The confirmation of President Biden’s nominee Saule Omarova to head the Office of the Comptroller of the Currency (OCC) has taken a dive for the worse as Democrat Senators on the Senate Banking Committee begin to back away. Krysten Simena, Mark Warner, and Jon Tester, all Democrats from Montana, are rumored not to be happy with the Cornell University professor of law who is specialized in regulation and international finance.
One Democrat has defected from the 50-50 Senate, which makes the nomination unviable. Past positions of Ms. Omarova on bank policy have risen to the point where confirmation is uncertain.
Omarova has a long history in banking. She is familiar with the intricate details of this industry as well as the colorful people who work there. She once referred to it as the “quintessential a—— industry”.
Senators fear that her strong views will influence the OCC’s direction if she becomes the head of this powerful agency overseeing US national banks. RedState readers need to know that the chief of a regulatory bank agency can have real influence on policy. This could affect the financial sector as well as the daily lives of everyday Americans.
Coin of the Realm
One area where Omarova has received criticism is her support of the notion to take something called Demand Deposit Accounts (DDA’s), which include ordinary people’s checking and saving accounts, out of the purview of commercial banks and put these accounts directly with the US Federal Reserve. As a bank, every American would be able to open a Fed direct account.
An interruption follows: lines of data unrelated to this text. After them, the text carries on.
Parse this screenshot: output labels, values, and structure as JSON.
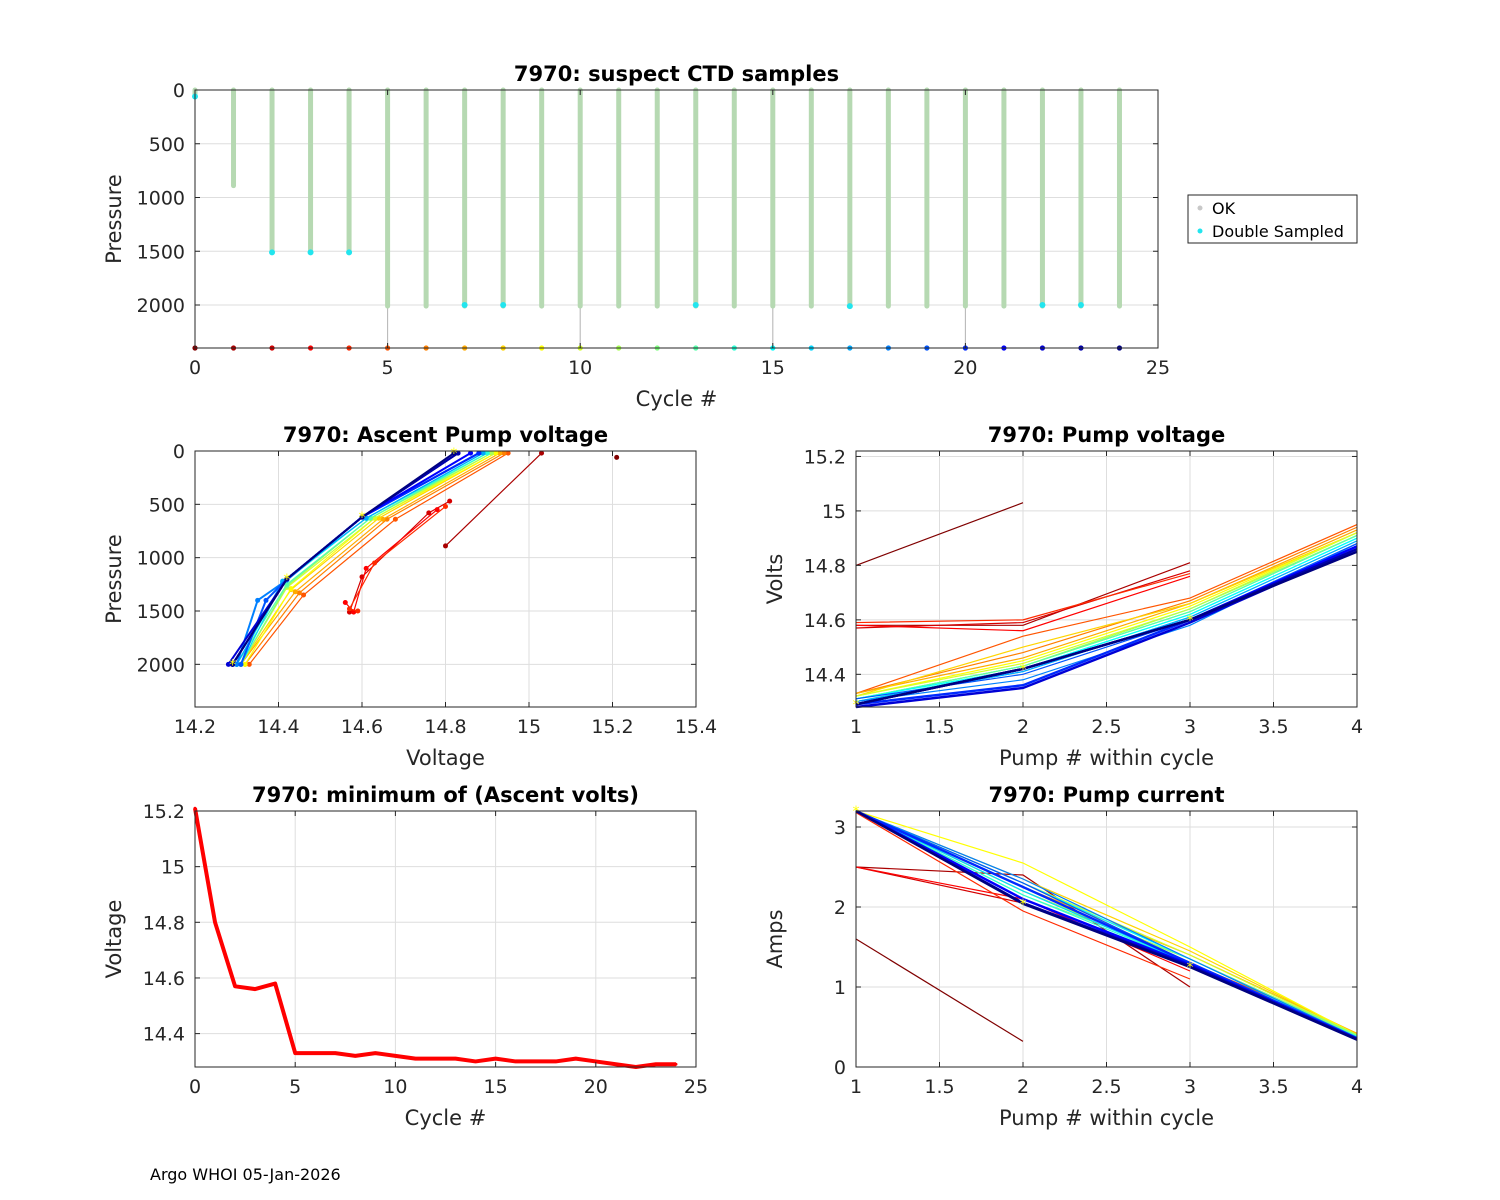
{
  "footer": "Argo WHOI 05-Jan-2026",
  "chart_data": [
    {
      "id": "suspect",
      "type": "scatter",
      "title": "7970: suspect CTD samples",
      "xlabel": "Cycle #",
      "ylabel": "Pressure",
      "xlim": [
        0,
        25
      ],
      "ylim": [
        0,
        2400
      ],
      "yreverse": true,
      "xticks": [
        0,
        5,
        10,
        15,
        20,
        25
      ],
      "yticks": [
        0,
        500,
        1000,
        1500,
        2000
      ],
      "legend": [
        {
          "label": "OK",
          "color": "#c8c8c8"
        },
        {
          "label": "Double Sampled",
          "color": "#22e5ee"
        }
      ],
      "profiles": [
        {
          "cycle": 0,
          "max_p": 60
        },
        {
          "cycle": 1,
          "max_p": 890
        },
        {
          "cycle": 2,
          "max_p": 1510
        },
        {
          "cycle": 3,
          "max_p": 1510
        },
        {
          "cycle": 4,
          "max_p": 1510
        },
        {
          "cycle": 5,
          "max_p": 2010
        },
        {
          "cycle": 6,
          "max_p": 2010
        },
        {
          "cycle": 7,
          "max_p": 2010
        },
        {
          "cycle": 8,
          "max_p": 2010
        },
        {
          "cycle": 9,
          "max_p": 2010
        },
        {
          "cycle": 10,
          "max_p": 2010
        },
        {
          "cycle": 11,
          "max_p": 2010
        },
        {
          "cycle": 12,
          "max_p": 2010
        },
        {
          "cycle": 13,
          "max_p": 2010
        },
        {
          "cycle": 14,
          "max_p": 2010
        },
        {
          "cycle": 15,
          "max_p": 2010
        },
        {
          "cycle": 16,
          "max_p": 2010
        },
        {
          "cycle": 17,
          "max_p": 2010
        },
        {
          "cycle": 18,
          "max_p": 2010
        },
        {
          "cycle": 19,
          "max_p": 2010
        },
        {
          "cycle": 20,
          "max_p": 2010
        },
        {
          "cycle": 21,
          "max_p": 2010
        },
        {
          "cycle": 22,
          "max_p": 2010
        },
        {
          "cycle": 23,
          "max_p": 2010
        },
        {
          "cycle": 24,
          "max_p": 2010
        }
      ],
      "double_sampled": [
        [
          0,
          60
        ],
        [
          2,
          1510
        ],
        [
          3,
          1510
        ],
        [
          4,
          1510
        ],
        [
          7,
          2000
        ],
        [
          8,
          2000
        ],
        [
          13,
          2000
        ],
        [
          17,
          2010
        ],
        [
          22,
          2000
        ],
        [
          23,
          2000
        ]
      ],
      "thin_lines_cycles": [
        5,
        10,
        15,
        20
      ],
      "bottom_markers_pressure": 2400
    },
    {
      "id": "ascent",
      "type": "line",
      "title": "7970: Ascent Pump voltage",
      "xlabel": "Voltage",
      "ylabel": "Pressure",
      "xlim": [
        14.2,
        15.4
      ],
      "ylim": [
        0,
        2400
      ],
      "yreverse": true,
      "xticks": [
        14.2,
        14.4,
        14.6,
        14.8,
        15,
        15.2,
        15.4
      ],
      "yticks": [
        0,
        500,
        1000,
        1500,
        2000
      ],
      "series": [
        {
          "cycle": 0,
          "x": [
            15.21
          ],
          "y": [
            60
          ]
        },
        {
          "cycle": 1,
          "x": [
            14.8,
            15.03
          ],
          "y": [
            890,
            20
          ]
        },
        {
          "cycle": 2,
          "x": [
            14.57,
            14.6,
            14.76,
            14.81
          ],
          "y": [
            1510,
            1180,
            580,
            470
          ]
        },
        {
          "cycle": 3,
          "x": [
            14.56,
            14.58,
            14.61,
            14.78
          ],
          "y": [
            1420,
            1510,
            1100,
            550
          ]
        },
        {
          "cycle": 4,
          "x": [
            14.59,
            14.57,
            14.63,
            14.8
          ],
          "y": [
            1500,
            1480,
            1050,
            520
          ]
        },
        {
          "cycle": 5,
          "x": [
            14.33,
            14.46,
            14.68,
            14.95
          ],
          "y": [
            2000,
            1350,
            640,
            20
          ]
        },
        {
          "cycle": 6,
          "x": [
            14.32,
            14.45,
            14.66,
            14.94
          ],
          "y": [
            2000,
            1330,
            640,
            20
          ]
        },
        {
          "cycle": 7,
          "x": [
            14.31,
            14.44,
            14.65,
            14.93
          ],
          "y": [
            2000,
            1320,
            640,
            20
          ]
        },
        {
          "cycle": 8,
          "x": [
            14.31,
            14.43,
            14.64,
            14.92
          ],
          "y": [
            2000,
            1300,
            630,
            20
          ]
        },
        {
          "cycle": 9,
          "x": [
            14.32,
            14.43,
            14.63,
            14.92
          ],
          "y": [
            2000,
            1290,
            630,
            20
          ]
        },
        {
          "cycle": 10,
          "x": [
            14.31,
            14.42,
            14.63,
            14.91
          ],
          "y": [
            2000,
            1280,
            630,
            20
          ]
        },
        {
          "cycle": 11,
          "x": [
            14.31,
            14.42,
            14.62,
            14.91
          ],
          "y": [
            2000,
            1270,
            630,
            20
          ]
        },
        {
          "cycle": 12,
          "x": [
            14.31,
            14.42,
            14.62,
            14.9
          ],
          "y": [
            2000,
            1260,
            630,
            20
          ]
        },
        {
          "cycle": 13,
          "x": [
            14.3,
            14.42,
            14.62,
            14.9
          ],
          "y": [
            2000,
            1250,
            630,
            20
          ]
        },
        {
          "cycle": 14,
          "x": [
            14.3,
            14.41,
            14.61,
            14.9
          ],
          "y": [
            2000,
            1240,
            630,
            20
          ]
        },
        {
          "cycle": 15,
          "x": [
            14.3,
            14.41,
            14.61,
            14.89
          ],
          "y": [
            2000,
            1230,
            630,
            20
          ]
        },
        {
          "cycle": 16,
          "x": [
            14.31,
            14.41,
            14.61,
            14.89
          ],
          "y": [
            2000,
            1230,
            630,
            20
          ]
        },
        {
          "cycle": 17,
          "x": [
            14.3,
            14.41,
            14.61,
            14.89
          ],
          "y": [
            2000,
            1220,
            630,
            20
          ]
        },
        {
          "cycle": 18,
          "x": [
            14.3,
            14.35,
            14.42,
            14.6,
            14.88
          ],
          "y": [
            2000,
            1400,
            1210,
            620,
            20
          ]
        },
        {
          "cycle": 19,
          "x": [
            14.31,
            14.37,
            14.42,
            14.6,
            14.88
          ],
          "y": [
            2000,
            1400,
            1200,
            620,
            20
          ]
        },
        {
          "cycle": 20,
          "x": [
            14.29,
            14.42,
            14.6,
            14.88
          ],
          "y": [
            2000,
            1200,
            620,
            20
          ]
        },
        {
          "cycle": 21,
          "x": [
            14.29,
            14.42,
            14.6,
            14.86
          ],
          "y": [
            2000,
            1200,
            620,
            20
          ]
        },
        {
          "cycle": 22,
          "x": [
            14.28,
            14.42,
            14.6,
            14.83
          ],
          "y": [
            2000,
            1200,
            620,
            20
          ]
        },
        {
          "cycle": 23,
          "x": [
            14.29,
            14.42,
            14.6,
            14.83
          ],
          "y": [
            2000,
            1200,
            620,
            20
          ]
        },
        {
          "cycle": 24,
          "x": [
            14.29,
            14.42,
            14.6,
            14.82
          ],
          "y": [
            2000,
            1200,
            620,
            20
          ]
        }
      ]
    },
    {
      "id": "pumpv",
      "type": "line",
      "title": "7970: Pump voltage",
      "xlabel": "Pump # within cycle",
      "ylabel": "Volts",
      "xlim": [
        1,
        4
      ],
      "ylim": [
        14.28,
        15.22
      ],
      "xticks": [
        1,
        1.5,
        2,
        2.5,
        3,
        3.5,
        4
      ],
      "yticks": [
        14.4,
        14.6,
        14.8,
        15,
        15.2
      ],
      "series": [
        {
          "cycle": 0,
          "y": [
            14.8,
            15.03
          ]
        },
        {
          "cycle": 1,
          "y": [
            14.58,
            14.58,
            14.81
          ]
        },
        {
          "cycle": 2,
          "y": [
            14.57,
            14.59,
            14.78
          ]
        },
        {
          "cycle": 3,
          "y": [
            14.58,
            14.56,
            14.76
          ]
        },
        {
          "cycle": 4,
          "y": [
            14.59,
            14.6,
            14.77
          ]
        },
        {
          "cycle": 5,
          "y": [
            14.33,
            14.54,
            14.68,
            14.95
          ]
        },
        {
          "cycle": 6,
          "y": [
            14.33,
            14.48,
            14.67,
            14.94
          ]
        },
        {
          "cycle": 7,
          "y": [
            14.33,
            14.46,
            14.66,
            14.93
          ]
        },
        {
          "cycle": 8,
          "y": [
            14.32,
            14.5,
            14.66,
            14.92
          ]
        },
        {
          "cycle": 9,
          "y": [
            14.32,
            14.45,
            14.65,
            14.92
          ]
        },
        {
          "cycle": 10,
          "y": [
            14.32,
            14.44,
            14.64,
            14.92
          ]
        },
        {
          "cycle": 11,
          "y": [
            14.31,
            14.43,
            14.64,
            14.91
          ]
        },
        {
          "cycle": 12,
          "y": [
            14.31,
            14.43,
            14.63,
            14.91
          ]
        },
        {
          "cycle": 13,
          "y": [
            14.31,
            14.43,
            14.63,
            14.91
          ]
        },
        {
          "cycle": 14,
          "y": [
            14.3,
            14.42,
            14.62,
            14.9
          ]
        },
        {
          "cycle": 15,
          "y": [
            14.31,
            14.42,
            14.62,
            14.9
          ]
        },
        {
          "cycle": 16,
          "y": [
            14.3,
            14.41,
            14.61,
            14.89
          ]
        },
        {
          "cycle": 17,
          "y": [
            14.3,
            14.41,
            14.61,
            14.89
          ]
        },
        {
          "cycle": 18,
          "y": [
            14.3,
            14.38,
            14.58,
            14.88
          ]
        },
        {
          "cycle": 19,
          "y": [
            14.31,
            14.4,
            14.6,
            14.88
          ]
        },
        {
          "cycle": 20,
          "y": [
            14.29,
            14.36,
            14.6,
            14.87
          ]
        },
        {
          "cycle": 21,
          "y": [
            14.29,
            14.42,
            14.6,
            14.87
          ]
        },
        {
          "cycle": 22,
          "y": [
            14.28,
            14.35,
            14.59,
            14.86
          ]
        },
        {
          "cycle": 23,
          "y": [
            14.29,
            14.42,
            14.6,
            14.86
          ]
        },
        {
          "cycle": 24,
          "y": [
            14.29,
            14.42,
            14.6,
            14.85
          ]
        }
      ]
    },
    {
      "id": "minv",
      "type": "line",
      "title": "7970: minimum of (Ascent volts)",
      "xlabel": "Cycle #",
      "ylabel": "Voltage",
      "xlim": [
        0,
        25
      ],
      "ylim": [
        14.28,
        15.2
      ],
      "xticks": [
        0,
        5,
        10,
        15,
        20,
        25
      ],
      "yticks": [
        14.4,
        14.6,
        14.8,
        15,
        15.2
      ],
      "x": [
        0,
        1,
        2,
        3,
        4,
        5,
        6,
        7,
        8,
        9,
        10,
        11,
        12,
        13,
        14,
        15,
        16,
        17,
        18,
        19,
        20,
        21,
        22,
        23,
        24
      ],
      "values": [
        15.21,
        14.8,
        14.57,
        14.56,
        14.58,
        14.33,
        14.33,
        14.33,
        14.32,
        14.33,
        14.32,
        14.31,
        14.31,
        14.31,
        14.3,
        14.31,
        14.3,
        14.3,
        14.3,
        14.31,
        14.3,
        14.29,
        14.28,
        14.29,
        14.29
      ],
      "color": "#ff0000"
    },
    {
      "id": "pumpc",
      "type": "line",
      "title": "7970: Pump current",
      "xlabel": "Pump # within cycle",
      "ylabel": "Amps",
      "xlim": [
        1,
        4
      ],
      "ylim": [
        0,
        3.2
      ],
      "xticks": [
        1,
        1.5,
        2,
        2.5,
        3,
        3.5,
        4
      ],
      "yticks": [
        0,
        1,
        2,
        3
      ],
      "series": [
        {
          "cycle": 0,
          "y": [
            1.6,
            0.32
          ]
        },
        {
          "cycle": 1,
          "y": [
            2.5,
            2.4,
            1.0
          ]
        },
        {
          "cycle": 2,
          "y": [
            2.5,
            2.05,
            1.25
          ]
        },
        {
          "cycle": 3,
          "y": [
            2.5,
            2.1,
            1.2
          ]
        },
        {
          "cycle": 4,
          "y": [
            3.18,
            1.95,
            1.1
          ]
        },
        {
          "cycle": 5,
          "y": [
            3.2,
            2.3,
            1.3,
            0.42
          ]
        },
        {
          "cycle": 6,
          "y": [
            3.2,
            2.2,
            1.35,
            0.4
          ]
        },
        {
          "cycle": 7,
          "y": [
            3.2,
            2.25,
            1.4,
            0.42
          ]
        },
        {
          "cycle": 8,
          "y": [
            3.2,
            2.35,
            1.45,
            0.41
          ]
        },
        {
          "cycle": 9,
          "y": [
            3.2,
            2.55,
            1.5,
            0.4
          ]
        },
        {
          "cycle": 10,
          "y": [
            3.2,
            2.3,
            1.4,
            0.4
          ]
        },
        {
          "cycle": 11,
          "y": [
            3.2,
            2.2,
            1.35,
            0.39
          ]
        },
        {
          "cycle": 12,
          "y": [
            3.2,
            2.15,
            1.35,
            0.4
          ]
        },
        {
          "cycle": 13,
          "y": [
            3.2,
            2.2,
            1.3,
            0.38
          ]
        },
        {
          "cycle": 14,
          "y": [
            3.2,
            2.15,
            1.3,
            0.38
          ]
        },
        {
          "cycle": 15,
          "y": [
            3.2,
            2.3,
            1.35,
            0.37
          ]
        },
        {
          "cycle": 16,
          "y": [
            3.2,
            2.2,
            1.3,
            0.37
          ]
        },
        {
          "cycle": 17,
          "y": [
            3.2,
            2.1,
            1.3,
            0.36
          ]
        },
        {
          "cycle": 18,
          "y": [
            3.2,
            2.35,
            1.35,
            0.37
          ]
        },
        {
          "cycle": 19,
          "y": [
            3.2,
            2.3,
            1.3,
            0.36
          ]
        },
        {
          "cycle": 20,
          "y": [
            3.2,
            2.25,
            1.3,
            0.36
          ]
        },
        {
          "cycle": 21,
          "y": [
            3.2,
            2.1,
            1.28,
            0.35
          ]
        },
        {
          "cycle": 22,
          "y": [
            3.2,
            2.05,
            1.27,
            0.35
          ]
        },
        {
          "cycle": 23,
          "y": [
            3.2,
            2.05,
            1.26,
            0.35
          ]
        },
        {
          "cycle": 24,
          "y": [
            3.2,
            2.04,
            1.25,
            0.34
          ]
        }
      ]
    }
  ]
}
The change in “banking as we know it” stems from the advancements in technology that allow total centralization of transactions through a single federal clearinghouse instead of an array of middlemen, which is the function bankers served when the tech was not capable of it.
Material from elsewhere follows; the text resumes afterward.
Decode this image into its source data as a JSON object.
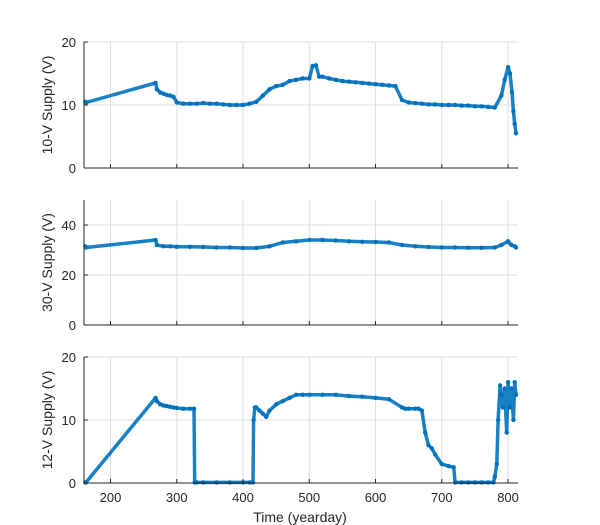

It’s an extension of the same argument that cryptocurrency advocates make about the transaction efficiencies of blockchain coinage. Omarova, an expert in bank infrastructure thought, recognized the efficiencies around a decade back but was skeptical of cryptocurrency companies having such powerful money control. They saw the similarities to the federal reserve’s function and said, “Why not just put it there?”
The problem with the concept is that these DDA accounts are what are known in the banking world as “core deposits,” considered the most valuable form of deposit on the bank’s balance sheet. They are stable. They are owned and maintained by local customers. They are a measure of branch banking’s service to the areas they serve. These relationships are the gateway to banking services such as lending and credit. They are, in other words: they provide the foundation for financial services’ house of cards.
This is a disgraceful recommendation that all business interests are affected. To continue making money, banks would need to change the way they do business. The systemic risk to the US’s financial market design would result. If the process is not designed correctly, there are risks that can turn out very bad. It often does, because complex economies require constant trial and error. It is best to allow innovation to develop incrementally, with smaller risks for each individual party so that there are no errors that could threaten the system.
It is impossible to imagine that pulling all DDAs out of private banking will result in incremental changes. Facebook’s Libra project, now known as Diem, has had fits and starts trying to get off the ground with a stable coin, which is what a Federal Reserve-operated DDA system would be, except owned by the US government. To use some old metaphors, the next coin of the realm will be different from the company script.
Congress isn’t so sure this is a good idea. This is not a good idea, according to bankers. Regardless of which side one is on, bankers support the campaigns of Congress. How about the average American? The vast majority of Americans are unaware of these lofty discussions and are only gradually being made aware of something that can change how we spend money. This includes, but is not limited to, the privacy of our financial affairs from the government’s prying eyes.
Take control of private investment
Omarova’s advocacy for the creation of a National Investment Authority, which would be an independent agency with the ability to direct private and public investment in the US is another area that has been criticised. To meet national goals, the idea of such an agency aims to nationalize and centralize US strategic spending.
The NIA will need to have the power to compel investors to invest in an agenda. It substitutes free-market choices with controlled markets. It’s a method of directing national spending used by many nations with more powerful central governments like China, who can direct their entire economies towards a common purpose.
Academically, it’s arguably more efficient. It’s also arguably less free. And for a nation like the United States where freedom of choice is deeply embedded into the culture, it’s a tough pill to swallow.
Perhaps too difficult even for Democrat Senators, who still represent 50 independent States of Union whose agendas and interests are different. It will not be easy to tell constituents, donors, and companies to surrender control of their fate to federal authorities.
It’s clearly causing pause in the Senate Banking Committee ranks.
Let’s ask the Democrats if they want banking policies to move in the central direction that academic scholars have advocated for years. Are they content with the US’s socio-economic experiment of incremental innovation, driven by individuals and taking risks?
The answer to that question will determine the outcome of Saule Omarova’s nomination to head the OCC.